Si l'installation de panneaux, d'affiches et de grandes vitrines semblent s'imposer davantage au sein des centres urbains, la pratique est loin de s'y limiter. Il suffit de se promener sur la rue principale de n'importe quelle ville pour soudainement se faire proposer par une enseigne un café réconfortant en hiver, puis une bonne bière froide ou une boisson gazeuse désaltérante en été. 

 

Pepsi ou Coca-Cola?

Livraison de boissons gazeuses au restaurant-épicerie Thérèse Dubé, situé au 290, rue Short à Sherbrooke [vers juillet 1967]. Archives nationales à Sherbrooke, fonds Jacques Darche (P5, S2, SS2, D771). Photographe : Jacques Darche.

En effet, parmi les entreprises qui ont rapidement saisi l'efficacité de l'affichage public, et qui doivent une partie de leur succès à cette stratégie de marketing, on trouve les compagnies de boissons gazeuses. En 1894, le logo Coca-Cola est peint sur la façade d'un drugstore à Cartersville, dans l'État de la Géorgie, aux États-Unis; dès 1925, les peintures murales sont remplacées par des panneaux publicitaires. Sur la photo, on voit que les publicités des compétiteurs Pepsi-Cola, Coca-Cola et 7up dominent l'extérieur du restaurant-épicerie Thérèse Dubé, à Sherbrooke.

L'affichage est loin de se limiter aux bâtiments de lieux achalandés. Une majorité de compagnies commerciales, dont Coca-Cola, joignent utilité et publicité en transformant leurs camions de livraison en panneaux publicitaires itinérants. 

 

La publicité qui voyage jusqu'à nous

Autobus Laramée no 38 desservant le quartier universitaire et circulant sur la rue King Ouest à Sherbrooke. L'avant du véhicule porte une publicité pour la boisson gazeuse Pepsi (1964). Archives nationales à Sherbrooke, fonds Jacques Darche (P5, S2, SS3, DM1). Photographe : Jacques Darche.

D'autres entreprises, comme Pepsi-Cola, utilisent également la carrosserie des autobus de ville afin d'afficher leurs logos et leurs slogans. Dès lors, leurs noms et l'image de leurs produits circulent continuellement dans les rues, rejoignant un nombre croissant de personnes. Qui n'a jamais posé son regard sur les produits affichés sur les autobus en patientant au feu rouge? Tous les moyens sont bons pour atteindre un maximum de consommateurs potentiels!

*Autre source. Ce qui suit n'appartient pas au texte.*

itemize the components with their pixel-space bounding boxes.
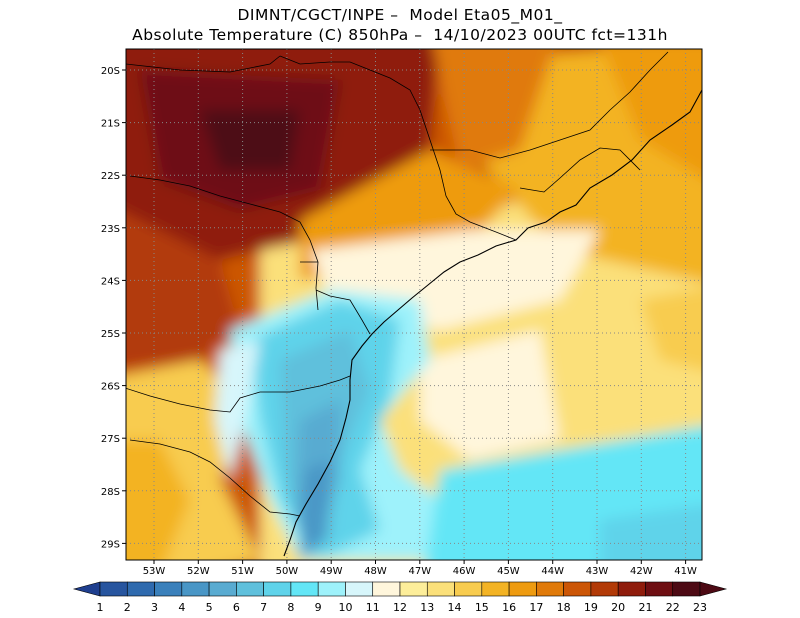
lon-label: 49W	[320, 566, 343, 577]
colorbar-swatch	[617, 581, 646, 597]
lon-label: 44W	[541, 566, 564, 577]
colorbar-label: 14	[448, 601, 462, 614]
lat-label: 23S	[101, 224, 120, 235]
lat-label: 26S	[101, 382, 120, 393]
lon-label: 51W	[231, 566, 254, 577]
lon-label: 50W	[276, 566, 299, 577]
colorbar-swatch	[154, 581, 183, 597]
title-line-1: DIMNT/CGCT/INPE – Model Eta05_M01_	[237, 6, 563, 24]
colorbar-swatch	[399, 581, 428, 597]
colorbar-label: 8	[287, 601, 294, 614]
colorbar-label: 19	[584, 601, 598, 614]
lon-label: 52W	[187, 566, 210, 577]
colorbar-label: 15	[475, 601, 489, 614]
graticule	[126, 49, 702, 560]
colorbar-label: 9	[315, 601, 322, 614]
colorbar-label: 7	[260, 601, 267, 614]
colorbar-label: 4	[178, 601, 185, 614]
lat-label: 25S	[101, 329, 120, 340]
lon-label: 41W	[674, 566, 697, 577]
colorbar-label: 6	[233, 601, 240, 614]
lon-label: 46W	[453, 566, 476, 577]
colorbar-over-arrow	[699, 581, 728, 597]
colorbar-under-arrow	[72, 581, 101, 597]
colorbar-label: 21	[638, 601, 652, 614]
longitude-labels: 53W 52W 51W 50W 49W 48W 47W 46W 45W 44W 43W 42W 41W	[143, 560, 697, 577]
colorbar-label: 22	[666, 601, 680, 614]
lat-label: 27S	[101, 434, 120, 445]
colorbar-swatch	[236, 581, 264, 597]
colorbar-label: 10	[338, 601, 352, 614]
lon-label: 42W	[630, 566, 653, 577]
colorbar-swatch	[536, 581, 564, 597]
colorbar-swatch	[263, 581, 292, 597]
colorbar-swatch	[672, 581, 701, 597]
colorbar-swatch	[508, 581, 537, 597]
lat-label: 20S	[101, 66, 120, 77]
colorbar-label: 5	[206, 601, 213, 614]
lon-label: 45W	[497, 566, 520, 577]
colorbar-swatch	[645, 581, 674, 597]
colorbar-swatch	[181, 581, 210, 597]
colorbar-label: 23	[693, 601, 707, 614]
lat-label: 28S	[101, 487, 120, 498]
lat-label: 24S	[101, 276, 120, 287]
colorbar-swatch	[590, 581, 619, 597]
lon-label: 48W	[364, 566, 387, 577]
colorbar-swatch	[317, 581, 346, 597]
coastline	[283, 89, 702, 557]
colorbar-swatch	[99, 581, 128, 597]
title-line-2: Absolute Temperature (C) 850hPa – 14/10/…	[132, 26, 668, 44]
colorbar-swatch	[290, 581, 319, 597]
colorbar-label: 17	[529, 601, 543, 614]
colorbar-swatch	[208, 581, 237, 597]
map-frame	[125, 48, 703, 561]
colorbar-label: 13	[420, 601, 434, 614]
lon-label: 53W	[143, 566, 166, 577]
lon-label: 43W	[586, 566, 609, 577]
colorbar: 1 2 3 4 5 6 7 8 9 10 11 12 13 14 15 16 17 18 19 20 21 22 23	[72, 581, 728, 614]
colorbar-swatch	[126, 581, 155, 597]
colorbar-label: 16	[502, 601, 516, 614]
colorbar-label: 1	[97, 601, 104, 614]
lat-label: 29S	[101, 539, 120, 550]
colorbar-label: 12	[393, 601, 407, 614]
colorbar-swatch	[563, 581, 592, 597]
colorbar-swatch	[481, 581, 510, 597]
state-borders	[126, 51, 669, 517]
colorbar-swatch	[345, 581, 374, 597]
colorbar-label: 11	[366, 601, 380, 614]
lat-label: 21S	[101, 119, 120, 130]
latitude-labels: 20S 21S 22S 23S 24S 25S 26S 27S 28S 29S	[101, 66, 126, 550]
boundaries	[126, 51, 702, 557]
lat-label: 22S	[101, 171, 120, 182]
colorbar-swatch	[372, 581, 401, 597]
colorbar-label: 3	[151, 601, 158, 614]
colorbar-label: 20	[611, 601, 625, 614]
colorbar-label: 18	[557, 601, 571, 614]
lon-label: 47W	[408, 566, 431, 577]
temperature-field	[126, 49, 702, 560]
colorbar-swatch	[426, 581, 455, 597]
colorbar-swatch	[454, 581, 483, 597]
colorbar-label: 2	[124, 601, 131, 614]
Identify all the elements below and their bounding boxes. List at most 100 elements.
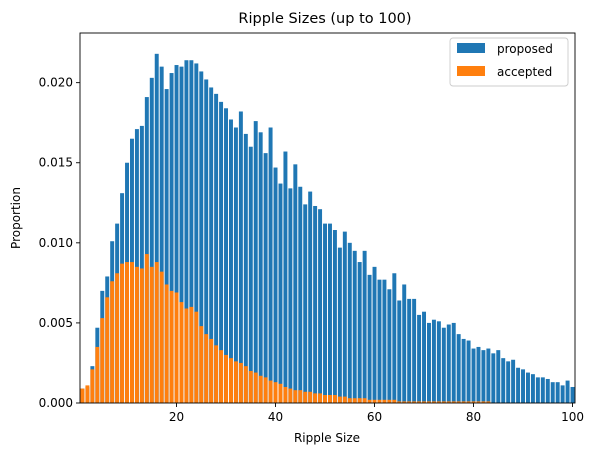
- bar-accepted-71: [426, 401, 431, 403]
- bar-proposed-67: [407, 298, 412, 403]
- bar-accepted-4: [95, 346, 100, 403]
- bar-proposed-29: [219, 101, 224, 404]
- bar-proposed-13: [139, 125, 144, 403]
- bar-accepted-77: [456, 401, 461, 403]
- bar-proposed-18: [164, 89, 169, 403]
- y-tick-label: 0.010: [39, 236, 73, 250]
- bar-proposed-56: [352, 250, 357, 403]
- bar-proposed-48: [313, 205, 318, 403]
- bar-proposed-86: [501, 358, 506, 403]
- bar-accepted-30: [224, 354, 229, 403]
- bar-accepted-83: [486, 401, 491, 403]
- bar-accepted-48: [313, 393, 318, 403]
- y-axis-ticks: 0.000 0.005 0.010 0.015 0.020: [39, 76, 80, 410]
- bar-accepted-59: [367, 399, 372, 403]
- bar-accepted-79: [466, 401, 471, 403]
- y-tick-label: 0.015: [39, 156, 73, 170]
- bar-proposed-23: [189, 60, 194, 404]
- bar-proposed-34: [243, 133, 248, 403]
- bar-proposed-35: [248, 146, 253, 403]
- bar-proposed-43: [288, 188, 293, 403]
- plot-frame: [79, 32, 576, 404]
- bar-proposed-93: [535, 377, 540, 403]
- bar-proposed-25: [199, 71, 204, 403]
- bar-proposed-59: [367, 274, 372, 403]
- bar-proposed-79: [466, 340, 471, 403]
- bar-accepted-7: [110, 281, 115, 403]
- bar-proposed-87: [506, 361, 511, 403]
- bar-proposed-60: [372, 266, 377, 403]
- bar-accepted-11: [129, 262, 134, 403]
- bar-proposed-82: [481, 350, 486, 403]
- bar-proposed-30: [224, 108, 229, 404]
- bar-accepted-25: [199, 326, 204, 403]
- bar-accepted-2: [85, 385, 90, 403]
- bar-proposed-74: [441, 327, 446, 403]
- bar-accepted-51: [327, 394, 332, 403]
- bar-accepted-34: [243, 366, 248, 403]
- bar-accepted-61: [377, 399, 382, 403]
- x-tick-label: 20: [169, 410, 184, 424]
- bar-accepted-49: [318, 393, 323, 403]
- bar-accepted-78: [461, 401, 466, 403]
- bar-proposed-92: [530, 374, 535, 403]
- bar-accepted-55: [347, 398, 352, 403]
- bar-proposed-57: [357, 262, 362, 403]
- bar-proposed-51: [327, 223, 332, 403]
- bar-proposed-95: [545, 378, 550, 403]
- bar-accepted-39: [268, 380, 273, 403]
- legend: proposed accepted: [449, 37, 569, 87]
- bar-accepted-46: [303, 391, 308, 403]
- bar-accepted-1: [80, 388, 85, 403]
- bar-accepted-57: [357, 398, 362, 403]
- bar-proposed-89: [516, 367, 521, 403]
- bar-proposed-15: [149, 77, 154, 404]
- bar-accepted-27: [209, 338, 214, 403]
- bar-proposed-72: [431, 319, 436, 403]
- bar-accepted-19: [169, 290, 174, 403]
- bar-proposed-85: [496, 350, 501, 403]
- bar-accepted-70: [422, 401, 427, 403]
- bar-proposed-76: [451, 322, 456, 403]
- bar-accepted-56: [352, 398, 357, 403]
- bar-proposed-77: [456, 334, 461, 403]
- bar-accepted-74: [441, 401, 446, 403]
- bar-accepted-13: [139, 268, 144, 403]
- bar-proposed-45: [298, 186, 303, 403]
- bar-accepted-18: [164, 284, 169, 403]
- bar-accepted-12: [134, 266, 139, 403]
- bar-proposed-42: [283, 151, 288, 403]
- bar-accepted-38: [263, 377, 268, 403]
- bar-proposed-31: [228, 119, 233, 404]
- bar-proposed-44: [293, 164, 298, 403]
- bar-proposed-71: [426, 322, 431, 403]
- bar-proposed-52: [332, 230, 337, 403]
- bar-proposed-61: [377, 279, 382, 403]
- y-axis-label: Proportion: [9, 187, 23, 249]
- bar-proposed-99: [565, 380, 570, 403]
- bar-proposed-96: [550, 382, 555, 403]
- bar-accepted-10: [125, 262, 130, 403]
- bar-accepted-5: [100, 318, 105, 403]
- bar-accepted-21: [179, 302, 184, 403]
- bar-accepted-31: [228, 358, 233, 403]
- x-tick-label: 40: [268, 410, 283, 424]
- bar-proposed-24: [194, 63, 199, 404]
- y-tick-label: 0.005: [39, 316, 73, 330]
- bar-accepted-53: [337, 396, 342, 403]
- y-tick-label: 0.000: [39, 396, 73, 410]
- bar-proposed-26: [204, 79, 209, 403]
- bar-accepted-14: [144, 254, 149, 403]
- bar-accepted-24: [194, 311, 199, 403]
- bar-accepted-16: [154, 262, 159, 403]
- bar-accepted-65: [397, 401, 402, 403]
- bar-accepted-67: [407, 401, 412, 403]
- bar-accepted-66: [402, 401, 407, 403]
- bar-proposed-37: [258, 132, 263, 403]
- bar-accepted-40: [273, 382, 278, 403]
- bar-accepted-54: [342, 396, 347, 403]
- bar-proposed-97: [555, 382, 560, 403]
- bar-accepted-45: [298, 390, 303, 403]
- bar-proposed-81: [476, 346, 481, 403]
- x-tick-label: 100: [561, 410, 584, 424]
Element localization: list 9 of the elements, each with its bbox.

Bref, la publicité est utilisée afin de séduire le public et de l'encourager à consommer. L'affichage extérieur n'est qu'une de ses nombreuses formes. Avec le temps, elle devient de plus en plus envahissante sur les bâtiments commerciaux, ce qui suscite de nombreuses critiques. La discrétion n'a pas sa place dans le monde de la publicité : au contraire, la pub cherche à s'affirmer et à accaparer l'espace urbain. Elle peut néanmoins être perçue comme un élément esthétique de la ville. Les éléments publicitaires peuvent être originaux et artistiques; ils peuvent même être une curiosité touristique dans certaines agglomérations. Certes, la rue Wellington de Sherbrooke ne peut rivaliser avec les célèbres Times Square de New York et Shibuya Crossing de Tokyo. Néanmoins, les différents types d'affichage qu'on y trouve et qui changent avec le temps font partie de sa personnalité et de son charme, entre autres parce qu'ils nous permettent de repérer nos commerces locaux préférés et de découvrir de nouvelles perles.

 

Sources :

« L'affichage au XXe siècle », Musée des arts décoratifs, https://madparis.fr/petite-histoire-de-l-affichage#:~:text=L'affichage%20s'est%20d%C3%A9velopp%C3%A9,Dictionnaire%20de%20Richelet%2C%201724) (consulté le 28 février 2022).

« Les différents types d'enseigne », La Nouvelle Union, 23 octobre 2020, https://www.lanouvelle.net/2020/10/23/les-differents-types-denseignes/ (consulté le 28 février 2022).

CHOKO, Marc H., « Les panneaux réclames, éléments historiques du paysage urbain, Le Devoir, 28 septembre 2016, https://www.ledevoir.com/societe/transports-urbanisme/480979/les-panneaux-reclames-elements-historiques-du-paysage-urbain (consulté le 28 février 2022).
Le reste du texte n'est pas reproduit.